The Court may by order grant a temporary injunction to restrain such act, or make such other order for the purpose of staying and preventing the wasting, damaging, alienation, sale, removal or disposition of the property as the Court thinks fit, until the disposal of the suit or until further orders.

  • Who Can Apply for Temporary Injunctions: Generally Plaintiff prayed for Temporary Injunctions. But in an appropriate situation the Defendant may also pray for and obtain an order of Temporary Injunction against the Plaintiff. 
  • Nature of the Relief: The relief of Temporary Injunction is an equitable nature and it is not granted where the party applying for temporary injunction does not come with clean hands. 
  • Against whom Injunction can be granted: An injunction can be issued only against party to the suit. In a proper case an injunction may be issued even against a person outside the jurisdiction of the Court. 
  • Against whom Injunction can not be granted: An Injunction can not be issued against a stranger who is not a party to the suit or against a Court. No injunction will ordinarily be issued against Government Officers bona fide exercising rights or alleged rights in the course of their duty. 
  • Against whom an order of injunction is binding: Generally an order of injunction binds the parties to the suit.
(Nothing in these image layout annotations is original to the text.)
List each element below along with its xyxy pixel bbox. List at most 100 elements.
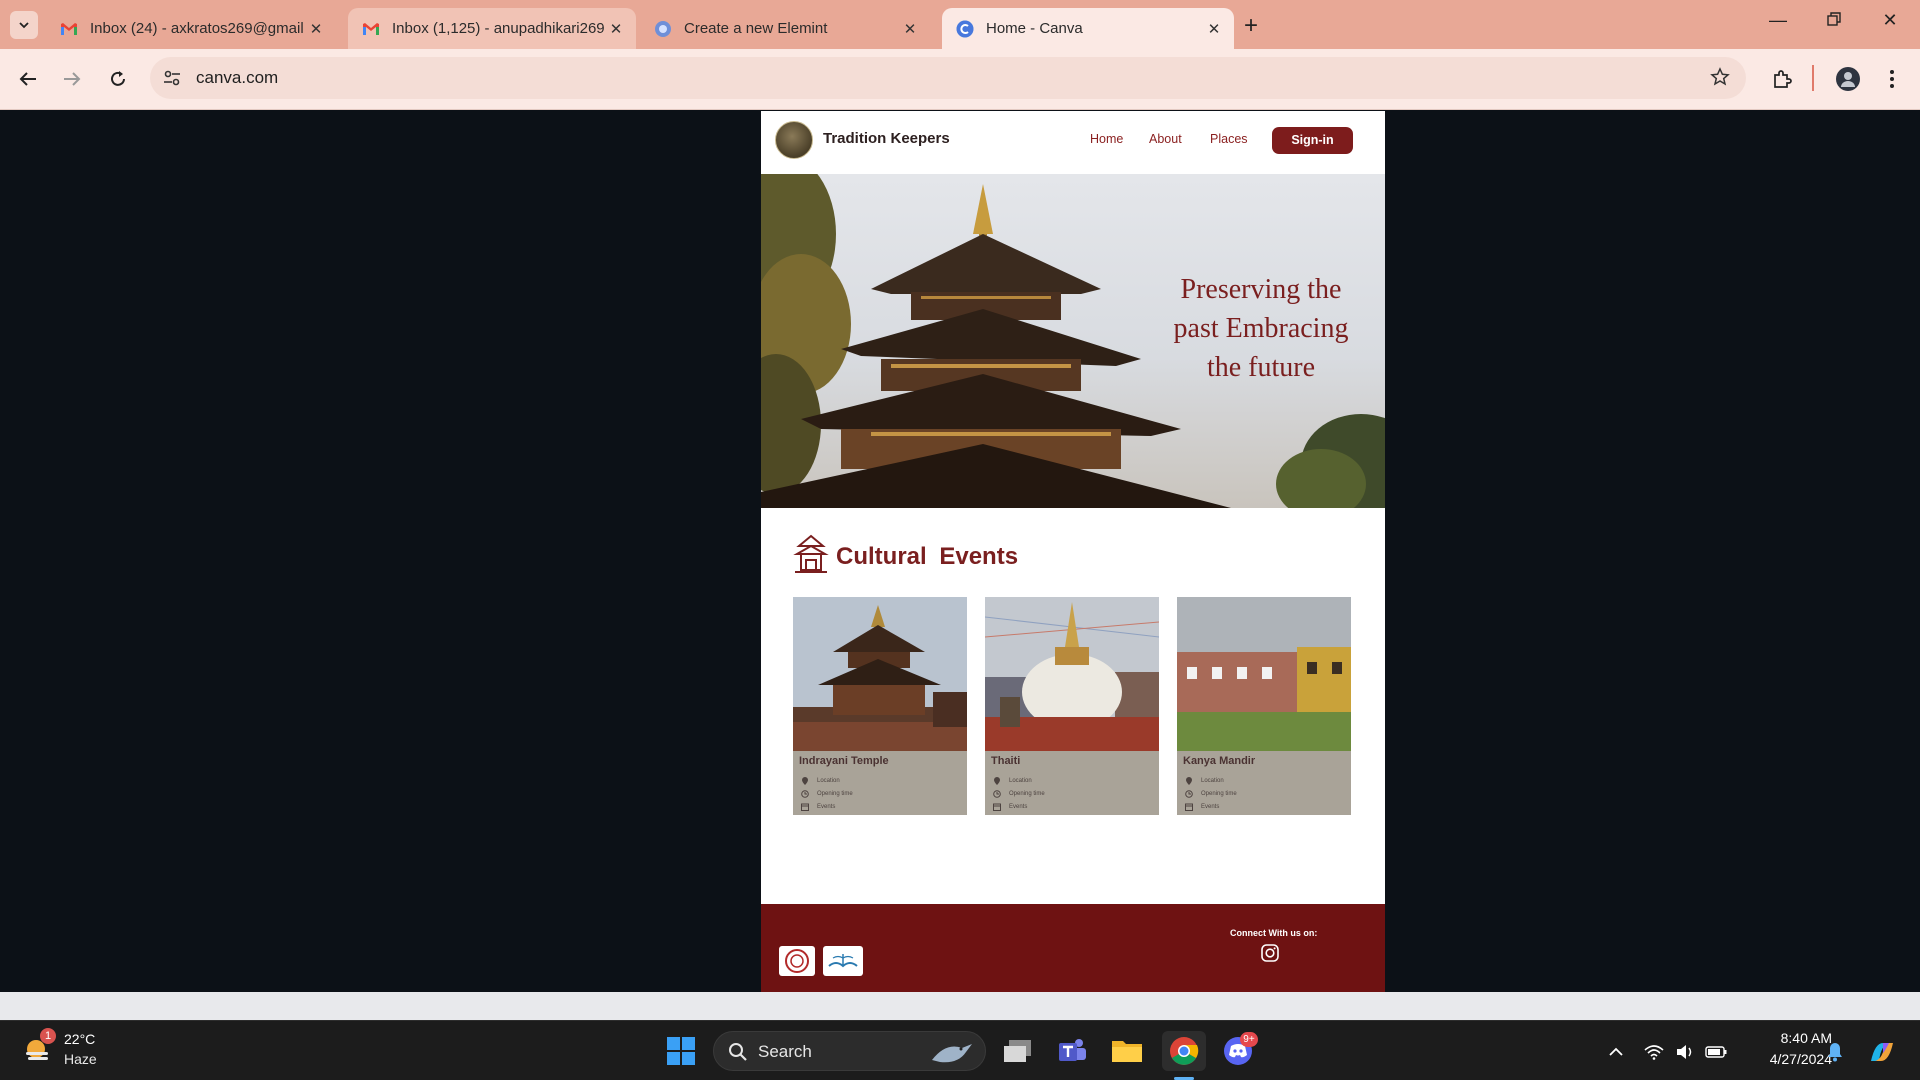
location-pin-icon [993,777,1003,785]
search-icon [728,1042,748,1067]
location-pin-icon [1185,777,1195,785]
window-close-icon[interactable]: ✕ [1870,10,1910,31]
close-icon[interactable]: ✕ [898,20,922,38]
instagram-icon[interactable] [1261,944,1279,967]
file-explorer-app[interactable] [1107,1031,1147,1071]
weather-temperature[interactable]: 22°C [64,1031,95,1047]
hero-banner: Preserving the past Embracing the future [761,174,1385,508]
card-title: Indrayani Temple [799,755,889,767]
events-label: Events [1201,804,1220,810]
nav-places-link[interactable]: Places [1210,132,1248,146]
tab-elemint[interactable]: Create a new Elemint ✕ [640,8,930,49]
task-view-button[interactable] [998,1031,1038,1071]
nav-about-link[interactable]: About [1149,132,1182,146]
canva-icon [956,20,974,38]
thaiti-stupa-photo [985,597,1159,751]
event-card-kanya-mandir[interactable]: Kanya Mandir Location Opening time Event… [1177,597,1351,815]
opening-label: Opening time [1201,791,1237,797]
windows-taskbar: 1 22°C Haze Search 9+ 8:40 AM 4/27/2024 [0,1020,1920,1080]
partner-seal-logo[interactable] [779,946,815,976]
event-card-thaiti[interactable]: Thaiti Location Opening time Events [985,597,1159,815]
clock-icon [993,790,1003,798]
task-view-icon [1004,1040,1031,1062]
toolbar-divider [1812,65,1814,91]
page-viewport: Tradition Keepers Home About Places Sign… [0,111,1920,992]
weather-description[interactable]: Haze [64,1051,97,1067]
chevron-down-icon [19,22,29,29]
address-bar[interactable]: canva.com [150,57,1746,99]
clock-date[interactable]: 4/27/2024 [1742,1051,1832,1067]
calendar-icon [801,803,811,811]
event-card-indrayani-temple[interactable]: Indrayani Temple Location Opening time E… [793,597,967,815]
card-opening: Opening time [801,790,853,798]
tab-gmail-2[interactable]: Inbox (1,125) - anupadhikari269@gmail.co… [348,8,636,49]
sign-in-button[interactable]: Sign-in [1272,127,1353,154]
arrow-right-icon [64,72,81,86]
site-logo[interactable] [775,121,813,159]
card-location: Location [801,777,840,785]
minimize-icon[interactable]: — [1758,10,1798,31]
forward-button[interactable] [58,65,86,93]
location-label: Location [817,778,840,784]
tab-canva[interactable]: Home - Canva ✕ [942,8,1234,49]
arrow-left-icon [19,72,36,86]
reload-icon [111,71,125,86]
start-button[interactable] [661,1031,701,1071]
card-location: Location [993,777,1032,785]
chrome-app[interactable] [1162,1031,1206,1071]
weather-badge: 1 [40,1028,56,1044]
location-label: Location [1009,778,1032,784]
reload-button[interactable] [104,65,132,93]
back-button[interactable] [14,65,42,93]
chrome-icon [1170,1037,1199,1065]
tab-gmail-1[interactable]: Inbox (24) - axkratos269@gmail.com ✕ [46,8,336,49]
card-location: Location [1185,777,1224,785]
close-icon[interactable]: ✕ [604,20,628,38]
show-hidden-icons-chevron-icon[interactable] [1603,1039,1629,1065]
new-tab-button[interactable]: + [1244,12,1258,40]
tab-search-button[interactable] [10,11,38,39]
restore-icon[interactable] [1814,10,1854,31]
teams-app[interactable] [1052,1031,1092,1071]
wifi-icon[interactable] [1641,1039,1667,1065]
tab-title: Home - Canva [986,20,1083,37]
events-label: Events [817,804,836,810]
card-events: Events [801,803,835,811]
discord-badge: 9+ [1240,1032,1258,1047]
kanya-mandir-photo [1177,597,1351,751]
connect-label: Connect With us on: [1230,928,1318,938]
site-footer: Connect With us on: [761,904,1385,992]
bookmark-star-icon[interactable] [1710,67,1730,92]
notifications-bell-icon[interactable] [1822,1039,1848,1065]
more-menu-icon[interactable] [1878,65,1906,93]
partner-book-logo[interactable] [823,946,863,976]
location-label: Location [1201,778,1224,784]
tab-title: Create a new Elemint [684,20,828,37]
clock-time[interactable]: 8:40 AM [1752,1030,1832,1046]
taskbar-search[interactable]: Search [713,1031,986,1071]
site-settings-icon[interactable] [162,68,182,93]
gmail-icon [60,20,78,38]
location-pin-icon [801,777,811,785]
opening-label: Opening time [1009,791,1045,797]
events-heading: Cultural Events [836,543,1019,570]
volume-icon[interactable] [1672,1039,1698,1065]
close-icon[interactable]: ✕ [304,20,328,38]
close-icon[interactable]: ✕ [1202,20,1226,38]
temple-icon [793,534,829,579]
calendar-icon [1185,803,1195,811]
search-highlight-bird-icon [928,1038,976,1071]
cultural-events-section: Cultural Events Indrayani Temple Locatio… [761,508,1385,904]
clock-icon [801,790,811,798]
copilot-icon[interactable] [1864,1039,1900,1065]
battery-icon[interactable] [1703,1039,1729,1065]
card-events: Events [1185,803,1219,811]
card-opening: Opening time [1185,790,1237,798]
nav-home-link[interactable]: Home [1090,132,1123,146]
url-text[interactable]: canva.com [196,68,278,88]
extensions-icon[interactable] [1768,65,1796,93]
tab-title: Inbox (24) - axkratos269@gmail.com [90,20,304,37]
page-bottom-strip [0,992,1920,1020]
card-opening: Opening time [993,790,1045,798]
profile-avatar[interactable] [1834,65,1862,93]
It is also binding on the agent or servant of the parties. 
  • Against whom an order of injunction is not binding: Persons who were not party to the suit nor named in the injunction order cannot be proceeded against for violation of the order of injunction. But a person who is aware of an order of injunction is bound to obey even he was not party o the suit when it affects the result of the earlier order. 
  • Operation of the Order of Temporary Injunction: An Temporary injunction order operates from the date of the order being made and a party who has notice or otherwise knowledge of the order is bound by it form the time it is made. Temporary Injunction may be granted either until the disposal of the suit or until further order of the court and the injunction will be dissolved when further order is made or when the suit comes to an end. 
  • Duration of Temporary Injunction: An order of temporary injunction takes effect only from the time when it is communicated to the party injuncted and unless its duration is specified or vacated earlier, it terminates as soon as the suit comes to an end. 
  • Effect of Temporary Injunction: In granting Temporary Injunction the court takes the decision on a tentative view. The view so expressed tentatively does not influence the final decision in the suit and does not prejudice to the concerned party. 
  • Principles Governing Grant of Injunction: Temporary Injunction cannot be granted just for the mere asking of it without adverting to the principles governing the grant of temporary injunction. The Court must be satisfied that the applicant has a prima facie and arguable case to go into trail, that the applicant shall suffer irreparable injury or loss unless the injunction is granted and the balance of inconvenience is in favour of the applicant. The Court shall take into consideration the following issues while granting an injunction: 
  1. Prima facie case
  2. Decision on affidavit or otherwise
  3. Injunction in suit barred by res judicata
  4. Question of maintainability of suit in an application for temporary injunction 
  5. Effect of Admission 
  6. Irreparable Injury or loss
  7. Balance of Inconvenience 

 

  • Situations in which temporary injunction can be granted: Temporary Injunction can be granted where- 
  1. The property in dispute is in danger of being wasted, damaged, alienated or wrongfully sold in execution of a decree;
  2. The defendant threatens or intends to remove the property to defraud his creditors 
  3. The defendant is about to commit a breach of contract or other injury of any kind or 
  4. Where the Court is of the opinion that the interest of justice so requires. 
  • When Injunction can not be Granted: When the allegations made in the application are vague or indefinite, no injunction can issue. No injunction should issued in respect of a property description of which is vague and not specific. No injunction can be granted in matters covered by a provision made in a special enactment. Injunctions cannot be granted when it interferes with performance of public duties. Temporary Injunction is not be granted when the order would be infructuous as the act sought to be restrained has already been done.